It’s been another spectacular season for Jamie Anderson, a decorated Olympic Slopestyle snowboarder who calls Sierra-at-Tahoe home.
The South Lake Tahoe native recently won her 11th Dew Tour championship, besting the field of riders in Slopestyle at Copper Mountain in Colorado. Anderson managed to get another gold medal in somewhat poor conditions. It was snowing and event officials decided to exclude the three jumps at the bottom due to loose snow and wind.
Anderson put together a 92.66 score to take first in the Dew finals, beating out Miyabi Onitsuka (91.66) and Anna Gasser (88.00).
“With changing conditions, my plan today (Feb. 9) was the ‘no plan’ plan,” said Anderson in an interview with U.S. Ski & Snowboard. “I wanted to come up to the course to check the conditions and then see what I could link together. I hadn’t hit the wall ride all week or tried the switch 270 on the first rail. I was just happy to slowly put the pieces together.”
Anderson, 29, is now the most decorated women’s Slopestyle athlete. She took gold medals in both the 2014 Sochi and 2018 Pyeongchang Olympics – making her the only woman ever to have won a gold medal in Olympic Slopestyle snowboarding. And it’s clear that any woman seeking Slopestyle gold is going to have to go through Anderson first.
Despite her status, Anderson isn’t taking anything for granted.
“I look at a lot of these young girls that I compete with and I’m really inspired by their courage and their strength and everything they’re pushing, and it makes me want to tap into my own power and see what I’m also capable of,” said Anderson, who learned to snowboard at Sierra-at-Tahoe, a ski resort she still frequents and considers home.
This has been a great stretch of competition for the talented and fearless Tahoe snowboarder. Anderson also won the World Cup slopestyle event at Mammoth Mountain earlier this month and captured a sixth X Games gold medal in January.
At the X Games, Anderson was the only rider to make use of the wallride feature, hitting a nose slide on it. She captured the lead on her third run of the day with a score of 92.66.
Thirteen years after turning pro, Anderson is no stranger to nasty injuries derailing her plans. From a nasty break to her right collarbone while training for Dew Tour 2015 to breaking her left foot the year prior to fracturing her pelvis in 2009 at the Burton European Open, and rupturing her spleen two months later at the U.S. Open, Anderson has put her body through quite a lot.
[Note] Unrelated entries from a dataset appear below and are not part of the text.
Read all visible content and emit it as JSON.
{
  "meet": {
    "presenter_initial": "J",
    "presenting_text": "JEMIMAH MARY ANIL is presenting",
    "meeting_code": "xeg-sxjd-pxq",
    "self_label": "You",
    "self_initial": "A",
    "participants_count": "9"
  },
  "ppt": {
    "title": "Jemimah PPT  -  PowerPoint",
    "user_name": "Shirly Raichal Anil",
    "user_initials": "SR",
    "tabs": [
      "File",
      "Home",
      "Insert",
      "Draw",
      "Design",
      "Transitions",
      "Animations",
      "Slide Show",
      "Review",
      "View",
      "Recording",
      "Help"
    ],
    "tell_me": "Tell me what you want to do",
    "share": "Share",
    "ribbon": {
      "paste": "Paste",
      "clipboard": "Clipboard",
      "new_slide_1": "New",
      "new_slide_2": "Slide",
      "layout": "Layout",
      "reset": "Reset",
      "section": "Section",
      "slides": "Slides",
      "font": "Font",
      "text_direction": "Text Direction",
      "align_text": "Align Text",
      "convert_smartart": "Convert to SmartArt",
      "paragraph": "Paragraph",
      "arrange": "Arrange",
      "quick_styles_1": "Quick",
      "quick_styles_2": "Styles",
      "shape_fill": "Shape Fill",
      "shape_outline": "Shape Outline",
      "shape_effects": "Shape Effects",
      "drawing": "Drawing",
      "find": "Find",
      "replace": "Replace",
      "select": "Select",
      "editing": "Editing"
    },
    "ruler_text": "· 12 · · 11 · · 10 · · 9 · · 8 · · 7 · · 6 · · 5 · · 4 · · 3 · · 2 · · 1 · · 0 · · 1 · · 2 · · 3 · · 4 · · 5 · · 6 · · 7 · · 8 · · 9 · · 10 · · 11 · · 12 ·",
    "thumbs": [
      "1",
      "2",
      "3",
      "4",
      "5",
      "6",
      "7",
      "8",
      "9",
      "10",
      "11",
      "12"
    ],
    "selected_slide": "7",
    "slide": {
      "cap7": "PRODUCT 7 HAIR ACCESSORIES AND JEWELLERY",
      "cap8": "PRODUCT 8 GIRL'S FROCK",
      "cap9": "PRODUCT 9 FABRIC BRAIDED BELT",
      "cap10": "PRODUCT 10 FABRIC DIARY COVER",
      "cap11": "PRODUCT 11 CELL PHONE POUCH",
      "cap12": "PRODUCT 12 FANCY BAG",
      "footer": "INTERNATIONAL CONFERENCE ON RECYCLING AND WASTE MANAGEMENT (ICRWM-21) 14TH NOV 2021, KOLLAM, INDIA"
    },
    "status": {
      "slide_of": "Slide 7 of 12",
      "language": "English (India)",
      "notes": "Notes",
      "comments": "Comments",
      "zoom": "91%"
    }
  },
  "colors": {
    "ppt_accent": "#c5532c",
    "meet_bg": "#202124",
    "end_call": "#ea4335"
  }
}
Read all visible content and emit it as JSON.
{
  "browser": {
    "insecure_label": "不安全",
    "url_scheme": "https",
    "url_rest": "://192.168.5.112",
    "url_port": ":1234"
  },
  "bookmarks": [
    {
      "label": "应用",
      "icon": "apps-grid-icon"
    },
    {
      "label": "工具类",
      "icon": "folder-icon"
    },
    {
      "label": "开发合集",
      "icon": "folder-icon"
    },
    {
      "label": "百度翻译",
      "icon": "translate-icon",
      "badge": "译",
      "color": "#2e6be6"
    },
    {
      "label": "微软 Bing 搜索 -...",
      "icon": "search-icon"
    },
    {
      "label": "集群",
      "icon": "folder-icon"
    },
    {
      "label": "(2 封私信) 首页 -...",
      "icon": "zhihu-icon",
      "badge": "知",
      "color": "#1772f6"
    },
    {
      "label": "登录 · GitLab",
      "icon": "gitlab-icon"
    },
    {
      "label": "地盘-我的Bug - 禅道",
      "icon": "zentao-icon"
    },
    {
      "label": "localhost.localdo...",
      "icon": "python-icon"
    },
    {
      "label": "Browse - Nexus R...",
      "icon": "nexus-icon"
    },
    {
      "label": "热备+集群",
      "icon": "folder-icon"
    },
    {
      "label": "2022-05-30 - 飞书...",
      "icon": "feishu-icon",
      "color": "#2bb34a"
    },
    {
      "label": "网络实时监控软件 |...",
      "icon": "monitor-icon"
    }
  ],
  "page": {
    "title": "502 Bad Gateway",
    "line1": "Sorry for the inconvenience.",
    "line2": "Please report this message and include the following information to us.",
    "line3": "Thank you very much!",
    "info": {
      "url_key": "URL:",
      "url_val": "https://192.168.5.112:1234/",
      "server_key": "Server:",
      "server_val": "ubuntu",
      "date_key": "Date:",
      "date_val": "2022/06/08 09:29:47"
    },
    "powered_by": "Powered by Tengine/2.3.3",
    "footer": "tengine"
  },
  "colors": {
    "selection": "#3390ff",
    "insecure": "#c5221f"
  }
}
Injuries have certainly slowed her down, but Anderson has still earned a medal in every single X Games Slopestyle contest she’s entered, a perfect 15 for 15.
“It was really pretty easy for a lot of years,” Anderson recently told Michelle Bruton in a Forbes story. “But it’s gone crazy. With the new generation just being so on it, to be honest it’s been a positive inspiration for me and has made me realize we’re capable of things I didn’t think were possible, which is huge.”